Mas mostraram-se confiantes. Declararam que pretendem cumprir o desafio de localizar e destruir, em alguns meses, as armas. No domingo, o presidente do país, Bashar Assad, dissera, numa rara entrevista à TV pública italiana, que terão plena liberdade de ação. No mesmo dia, um diretor da Organização pela Proibição das Armas Químicas (OPAC), a agência da ONU encarregada de cumprir a resolução do Conselho de Segurança, fez afirmações otimistas, à agência Al Jazeera. “Até o momento, não temos absolutamente razão alguma para duvidar das informações [sobre as armas] oferecidas pelo regime sírio”, disse ele.

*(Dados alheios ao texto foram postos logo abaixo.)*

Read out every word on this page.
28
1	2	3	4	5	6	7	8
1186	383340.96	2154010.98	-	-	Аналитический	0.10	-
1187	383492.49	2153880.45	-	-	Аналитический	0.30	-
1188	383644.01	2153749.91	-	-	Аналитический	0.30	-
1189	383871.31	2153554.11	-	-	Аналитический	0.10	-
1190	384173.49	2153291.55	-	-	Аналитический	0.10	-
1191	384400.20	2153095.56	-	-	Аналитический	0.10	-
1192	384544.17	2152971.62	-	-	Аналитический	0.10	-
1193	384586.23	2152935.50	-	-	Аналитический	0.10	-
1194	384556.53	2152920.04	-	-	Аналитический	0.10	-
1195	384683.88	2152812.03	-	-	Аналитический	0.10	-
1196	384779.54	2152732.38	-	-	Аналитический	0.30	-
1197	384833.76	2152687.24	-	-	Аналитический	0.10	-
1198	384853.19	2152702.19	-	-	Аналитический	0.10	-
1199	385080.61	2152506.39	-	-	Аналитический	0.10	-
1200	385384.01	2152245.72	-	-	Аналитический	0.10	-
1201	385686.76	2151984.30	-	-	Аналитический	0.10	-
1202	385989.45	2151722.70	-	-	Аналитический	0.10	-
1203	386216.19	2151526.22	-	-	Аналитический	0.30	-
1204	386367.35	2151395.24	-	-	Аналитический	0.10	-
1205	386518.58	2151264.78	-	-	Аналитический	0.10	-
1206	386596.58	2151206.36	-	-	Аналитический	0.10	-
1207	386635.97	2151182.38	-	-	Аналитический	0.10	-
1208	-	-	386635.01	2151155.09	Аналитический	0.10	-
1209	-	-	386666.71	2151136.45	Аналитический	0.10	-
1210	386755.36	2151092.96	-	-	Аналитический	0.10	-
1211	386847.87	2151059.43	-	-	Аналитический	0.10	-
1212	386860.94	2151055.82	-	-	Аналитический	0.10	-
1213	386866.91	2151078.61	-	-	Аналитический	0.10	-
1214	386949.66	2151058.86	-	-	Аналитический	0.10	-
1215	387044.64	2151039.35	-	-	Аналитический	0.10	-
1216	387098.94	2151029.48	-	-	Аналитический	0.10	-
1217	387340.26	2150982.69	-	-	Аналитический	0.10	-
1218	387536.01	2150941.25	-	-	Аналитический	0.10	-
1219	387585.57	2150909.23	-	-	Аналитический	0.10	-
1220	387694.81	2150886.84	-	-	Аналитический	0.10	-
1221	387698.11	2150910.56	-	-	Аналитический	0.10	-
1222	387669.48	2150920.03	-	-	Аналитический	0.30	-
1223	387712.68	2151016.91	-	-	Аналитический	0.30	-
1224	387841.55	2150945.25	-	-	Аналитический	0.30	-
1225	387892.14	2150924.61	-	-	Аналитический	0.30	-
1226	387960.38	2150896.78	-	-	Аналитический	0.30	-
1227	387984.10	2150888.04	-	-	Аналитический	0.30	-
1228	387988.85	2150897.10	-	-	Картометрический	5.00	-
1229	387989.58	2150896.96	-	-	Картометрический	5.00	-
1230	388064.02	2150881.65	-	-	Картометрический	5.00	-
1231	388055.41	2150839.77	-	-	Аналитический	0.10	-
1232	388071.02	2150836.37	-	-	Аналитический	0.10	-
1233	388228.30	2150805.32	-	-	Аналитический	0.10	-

Na segunda-feira, um indício de outra natureza – porém igualmente importante – sugeriria possibilidade de desarmar a lógica da guerra. Famoso por seu vasto conhecimento sobre o Oriente Médio, o jornalista britânico Robert Fisk publicou, no The Independent, de Londres, notícias surpreendentes. Em Damasco e em meio à guerra civil, revelou ele, foram abertas negociações entre o governo e o Exército Sírio Livre (FSA, em inglês) – principal grupo de oposição não fundamentalista. Os contatos são frágeis, mas já produziram alguns resultados. Em Aleppo, cidade controlada pelo FSA, as escolas e instituições públicas foram reabertas. Apesar das feridas, provocadas de parte a parte, cresce o sentimento de que o país – conhecido no passado por sua tolerância e convívio intercultural – precisa ser reconstruído. Ambos os lados têm um desafeto comum: as redes terroristas ligadas à Al Qaeda, capazes de atos que, em meio a uma guerra brutal, chocam por sua selvageria extrema.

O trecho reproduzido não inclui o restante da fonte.